This afternoon, I told my mom we were taking Kittyboy to Brookfield Zoo with the grandparents in the spring, but were taking him the our smaller local zoo first as a dry run - so we could know in advance what exhibits to avoid. Then then I listened to what I just said. And I decided this is ridiculous. Not the idea of a dry run at a smaller zoo, that's a good idea - just the whole, "What about this normal childhood activity is going to scare him?" thing. He cannot go through life being anxious about every new sound and anything sudden, especially when it's actually contrary to his personality. He's an extrovert who charges through life with glee and abandon - seeing him stop short and burst into tears because of a ladybug is just too sad.

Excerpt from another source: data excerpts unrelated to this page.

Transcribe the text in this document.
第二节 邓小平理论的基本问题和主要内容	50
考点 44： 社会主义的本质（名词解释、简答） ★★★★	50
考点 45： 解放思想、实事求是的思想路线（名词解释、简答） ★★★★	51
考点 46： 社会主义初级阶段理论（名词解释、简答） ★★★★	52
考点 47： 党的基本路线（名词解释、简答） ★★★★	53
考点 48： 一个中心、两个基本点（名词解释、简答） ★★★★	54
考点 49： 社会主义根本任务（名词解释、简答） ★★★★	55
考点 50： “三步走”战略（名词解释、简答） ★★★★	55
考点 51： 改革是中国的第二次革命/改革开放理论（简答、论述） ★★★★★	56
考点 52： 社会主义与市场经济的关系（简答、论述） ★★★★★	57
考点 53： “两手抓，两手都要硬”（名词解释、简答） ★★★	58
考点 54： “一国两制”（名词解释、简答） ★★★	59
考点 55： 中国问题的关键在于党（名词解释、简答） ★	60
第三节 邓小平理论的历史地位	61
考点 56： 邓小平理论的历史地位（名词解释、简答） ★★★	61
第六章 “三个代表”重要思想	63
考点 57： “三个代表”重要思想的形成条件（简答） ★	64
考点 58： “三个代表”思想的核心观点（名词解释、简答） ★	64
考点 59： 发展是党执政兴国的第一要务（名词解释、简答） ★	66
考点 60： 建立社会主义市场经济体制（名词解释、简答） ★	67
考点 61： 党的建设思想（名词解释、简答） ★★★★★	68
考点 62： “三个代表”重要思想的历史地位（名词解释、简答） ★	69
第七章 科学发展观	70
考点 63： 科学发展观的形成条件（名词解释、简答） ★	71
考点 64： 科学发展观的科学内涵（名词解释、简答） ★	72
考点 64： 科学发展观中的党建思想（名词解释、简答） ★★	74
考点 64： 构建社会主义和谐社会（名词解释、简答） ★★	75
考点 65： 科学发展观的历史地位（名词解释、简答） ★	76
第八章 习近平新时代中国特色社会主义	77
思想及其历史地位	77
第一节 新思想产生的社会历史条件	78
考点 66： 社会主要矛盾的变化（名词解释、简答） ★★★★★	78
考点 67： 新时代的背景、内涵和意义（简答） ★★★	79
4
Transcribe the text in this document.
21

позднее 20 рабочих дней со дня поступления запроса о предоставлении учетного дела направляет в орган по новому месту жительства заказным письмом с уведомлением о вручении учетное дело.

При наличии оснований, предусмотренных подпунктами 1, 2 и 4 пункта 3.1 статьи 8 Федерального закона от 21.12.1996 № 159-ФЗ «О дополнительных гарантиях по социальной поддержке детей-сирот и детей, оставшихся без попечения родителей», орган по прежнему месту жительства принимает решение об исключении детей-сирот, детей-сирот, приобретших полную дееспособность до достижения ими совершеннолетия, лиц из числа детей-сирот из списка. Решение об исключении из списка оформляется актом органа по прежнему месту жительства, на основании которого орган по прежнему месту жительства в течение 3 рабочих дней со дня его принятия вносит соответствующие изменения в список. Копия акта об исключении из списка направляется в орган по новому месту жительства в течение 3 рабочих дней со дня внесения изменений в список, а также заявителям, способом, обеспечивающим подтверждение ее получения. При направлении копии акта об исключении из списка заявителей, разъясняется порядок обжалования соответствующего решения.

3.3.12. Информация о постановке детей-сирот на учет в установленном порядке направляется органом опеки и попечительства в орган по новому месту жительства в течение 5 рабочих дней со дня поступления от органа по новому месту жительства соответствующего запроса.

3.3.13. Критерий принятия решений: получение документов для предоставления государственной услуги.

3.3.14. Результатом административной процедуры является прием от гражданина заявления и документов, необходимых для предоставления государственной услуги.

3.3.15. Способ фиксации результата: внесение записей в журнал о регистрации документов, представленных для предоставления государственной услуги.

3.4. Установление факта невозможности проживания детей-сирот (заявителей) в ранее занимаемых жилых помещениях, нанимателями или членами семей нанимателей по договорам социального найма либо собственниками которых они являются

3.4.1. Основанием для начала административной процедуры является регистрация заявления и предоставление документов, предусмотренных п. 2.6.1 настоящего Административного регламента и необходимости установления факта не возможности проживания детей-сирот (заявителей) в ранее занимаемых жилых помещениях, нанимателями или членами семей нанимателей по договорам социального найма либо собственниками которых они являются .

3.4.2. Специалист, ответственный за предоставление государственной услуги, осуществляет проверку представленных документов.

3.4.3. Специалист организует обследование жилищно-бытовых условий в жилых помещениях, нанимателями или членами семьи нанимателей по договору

We watched Pinocchio today. I was nervous that he would get scared, and then of course be done with the movie, but every time he did get scared (let's see now - the puppeteer, the coachman, Pleasure Island, the whale, the fire to make the whale sneeze, the whale again) he calmed back down. He ran crying from the construction video later, because of the demolitions, but it gave me an idea. I know reading the original Grimms' Fairy Tales is supposed to be really good for kids, because it introduces scary things and allows kids to then deal with being scared without anything scary actually happening. So on that theory, I am putting him on a diet of scary, because the earlier he learns how to BE scared in real life, and then deal with it and get past it, the happier his childhood will be. I don't care if he ever goes on rollar coasters, but I don't want the sight of one to ruin his day at a theme park, you know? (I don't even know what he will think of rollar coasters, that's just an example).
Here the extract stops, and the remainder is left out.